I would also recommend against baking in things like transforming and recoding the data in the get function beyond simply getting the data into a standardised panel-series format. These other decisions should be left to individual users.

Finally, it would be great to work on a way to dynamically generate meta data like bibtex entries and noting psData versions. It will easier over the long term than updating these manually.

christophergandrud avatar Mar 05 '14 14:03 christophergandrud

Thanks @christophergandrud , that's useful background info. I don't want to insist too much because I don't have a good sense of the 10,000ft view, but I agree that a common get_data user-facing function would be great.

One simple approach would be to have get_data be a simple wrapper that just calls the recipe cleaning script and returns the data. For "vanilla" datasets, the cleaning script will just be a single call to read.spss(url) or some such. That way, developers don't have to make distinctions between clean and non-clean data. Each of them have an associated loading/cleaning script. Some of those are just more complicated than others, but everything is very transparent and easy to see.

Plus there is a single point of entry for all datasets: a get_data(...) function where the three dots allow users to (potentially) pass arbitrary parameters to the cleaning scripts. Minimal overhead, standardized, high flexibility.

The info to include in the accompanying yaml files can be agreed on, and enforced at the Pull Request level.

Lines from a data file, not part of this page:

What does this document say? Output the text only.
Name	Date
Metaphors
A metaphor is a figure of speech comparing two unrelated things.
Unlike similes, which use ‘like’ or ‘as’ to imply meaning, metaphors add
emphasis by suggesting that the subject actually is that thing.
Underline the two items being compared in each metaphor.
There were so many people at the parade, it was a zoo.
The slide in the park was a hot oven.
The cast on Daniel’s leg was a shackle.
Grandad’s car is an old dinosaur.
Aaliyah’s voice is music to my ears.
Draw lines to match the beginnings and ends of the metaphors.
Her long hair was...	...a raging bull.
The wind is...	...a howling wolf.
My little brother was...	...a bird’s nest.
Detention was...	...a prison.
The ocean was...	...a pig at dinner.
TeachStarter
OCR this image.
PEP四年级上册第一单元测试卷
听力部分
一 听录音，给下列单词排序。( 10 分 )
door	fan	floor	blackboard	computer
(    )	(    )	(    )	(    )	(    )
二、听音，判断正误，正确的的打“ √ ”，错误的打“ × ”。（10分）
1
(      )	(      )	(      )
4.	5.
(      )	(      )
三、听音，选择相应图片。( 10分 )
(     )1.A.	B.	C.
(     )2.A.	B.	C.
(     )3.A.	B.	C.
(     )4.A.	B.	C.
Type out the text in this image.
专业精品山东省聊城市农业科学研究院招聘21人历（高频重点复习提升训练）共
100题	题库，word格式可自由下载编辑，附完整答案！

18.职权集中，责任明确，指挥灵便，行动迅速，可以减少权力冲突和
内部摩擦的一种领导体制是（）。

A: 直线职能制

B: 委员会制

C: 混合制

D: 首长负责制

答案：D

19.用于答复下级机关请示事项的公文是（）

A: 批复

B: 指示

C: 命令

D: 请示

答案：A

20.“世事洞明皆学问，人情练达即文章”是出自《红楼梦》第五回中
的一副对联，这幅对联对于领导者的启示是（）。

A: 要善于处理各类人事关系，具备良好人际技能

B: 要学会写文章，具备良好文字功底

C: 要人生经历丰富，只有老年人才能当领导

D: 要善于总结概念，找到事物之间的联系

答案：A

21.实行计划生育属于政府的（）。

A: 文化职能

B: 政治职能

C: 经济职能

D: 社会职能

vincentarelbundock avatar Mar 05 '14 14:03 vincentarelbundock

I agree about minimizing data transformations. My log example was a bad one. Think more about dropping YUG after break-up.

vincentarelbundock avatar Mar 05 '14 14:03 vincentarelbundock

@vincentarelbundock I really like your suggestion for the user facing get_data. That should be the way to go.

We should have a separate discussion on how to deal with the 'problem countries' like Yugoslavia and East/West Germany. These are important things to consider because they affect merging, which is a going to be a core psData functionality.

Right now there is a really crude method of notifying the user about/dropping duplicates. But this is kind of unsatisfactory.

christophergandrud avatar Mar 05 '14 14:03 christophergandrud

Yes, get_data as a wrapper for the full versions should be the way to go. We recently had related discussion in ropengov mailing list. It would be good to harmonize these conventions across different packages, and the model discussed here is the best candidate to me so far. Still need to think how to implement cacheing.

antagomir avatar Mar 05 '14 23:03 antagomir